景虎は朝廷より幕府を重視していたので幕府崩壊に一枚噛んでいると思われている織田に疑念を抱いていた。


「御館様…」


「宇佐美、これだけは譲れん。木下、返答次第ではご破算にさせてもらう」


定満が窘めようとしたが景虎に制されて何も言えなかった。


「これをご覧下さい。長尾様が幕府の話をされた時にお渡しするようにと預かっておりました」


信行が書いた手紙を読んだ景虎は顔色を変えた。


「宇佐美、見てみよ」


「拝見致します」


「細川兵部大輔の手紙は出鱈目でしょうな」


細川藤孝は各地の有力大名に対して織田と北畠の陰謀で幕府は崩壊に追い込まれた旨を記した手紙を送っていた。


「やはり軒猿の調べた通りだったか」


藤孝の手紙を見た景虎は定満の助言に従って忍を京都に送り込んで真偽を調べさせていた。

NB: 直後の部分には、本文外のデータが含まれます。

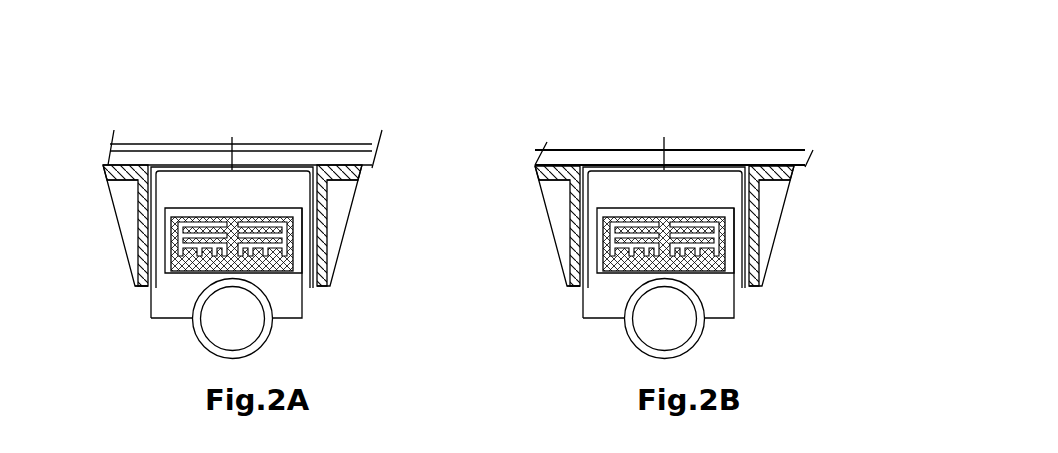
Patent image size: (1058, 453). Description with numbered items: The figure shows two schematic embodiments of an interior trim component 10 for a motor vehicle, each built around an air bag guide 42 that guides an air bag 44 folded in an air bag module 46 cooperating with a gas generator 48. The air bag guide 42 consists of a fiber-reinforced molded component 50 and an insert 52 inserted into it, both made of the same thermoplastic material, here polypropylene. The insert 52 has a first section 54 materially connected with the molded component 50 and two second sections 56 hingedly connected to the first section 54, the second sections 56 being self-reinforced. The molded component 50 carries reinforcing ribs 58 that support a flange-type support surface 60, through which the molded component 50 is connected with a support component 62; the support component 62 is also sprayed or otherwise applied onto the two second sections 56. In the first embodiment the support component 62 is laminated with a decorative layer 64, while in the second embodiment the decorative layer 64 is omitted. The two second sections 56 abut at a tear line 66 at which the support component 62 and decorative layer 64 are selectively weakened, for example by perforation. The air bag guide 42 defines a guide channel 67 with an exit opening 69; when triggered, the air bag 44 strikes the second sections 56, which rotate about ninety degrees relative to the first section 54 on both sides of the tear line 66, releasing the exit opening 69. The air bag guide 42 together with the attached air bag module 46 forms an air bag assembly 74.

In FIG. 2A, the interior trim component 10 is at (431, 72).
In FIG. 2B, the interior trim component 10 is at (889, 43).
In FIG. 2A, the air bag guide 42 is at (377, 232).
In FIG. 2B, the air bag guide 42 is at (835, 246).
In FIG. 2A, the air bag 44 is at (293, 262).
In FIG. 2B, the air bag 44 is at (702, 252).
In FIG. 2A, the air bag module 46 is at (145, 327).
In FIG. 2B, the air bag module 46 is at (636, 282).
In FIG. 2A, the gas generator 48 is at (258, 328).
In FIG. 2B, the gas generator 48 is at (703, 323).
In FIG. 2A, the molded component 50 is at (145, 257).
In FIG. 2B, the molded component 50 is at (546, 226).
In FIG. 2A, the insert 52 is at (205, 165).
In FIG. 2B, the insert 52 is at (670, 126).
In FIG. 2A, the first section 54 is at (148, 288).
In FIG. 2B, the first section 54 is at (523, 306).
In FIG. 2A, the second sections 56 is at (276, 165).
In FIG. 2B, the second sections 56 is at (674, 109).
In FIG. 2A, the reinforcing ribs 58 is at (115, 233).
In FIG. 2B, the reinforcing ribs 58 is at (525, 226).
In FIG. 2A, the flange-type support surface 60 is at (108, 178).
In FIG. 2B, the flange-type support surface 60 is at (540, 207).
In FIG. 2A, the support component 62 is at (144, 157).
In FIG. 2B, the support component 62 is at (670, 121).
In FIG. 2A, the decorative layer 64 is at (173, 147).
In FIG. 2A, the tear line 66 is at (233, 171).
In FIG. 2B, the tear line 66 is at (755, 226).
In FIG. 2A, the guide channel 67 is at (208, 202).
In FIG. 2B, the guide channel 67 is at (624, 189).
In FIG. 2A, the exit opening 69 is at (297, 170).
In FIG. 2B, the exit opening 69 is at (780, 188).
In FIG. 2A, the air bag assembly 74 is at (333, 318).
In FIG. 2B, the air bag assembly 74 is at (795, 335).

「左大臣と右大臣が連署しているので間違いありませんな」


景虎が幕府を重んじている事を耳にしていた信行は幕府崩壊の経緯を文書にした上で京都の北畠具房に早馬を出して左大臣西園寺公朝と右大臣花山院家輔から副署を貰った。

それを秀吉に預けて幕府の話が出たら渡すように命じていた。


「疑って済まなかった。長尾は兵を出すと治部卿に伝えてくれ」


「ありがとうございます」


景虎から言質を得た秀吉は上野を後回しにして一旦駿河に戻った。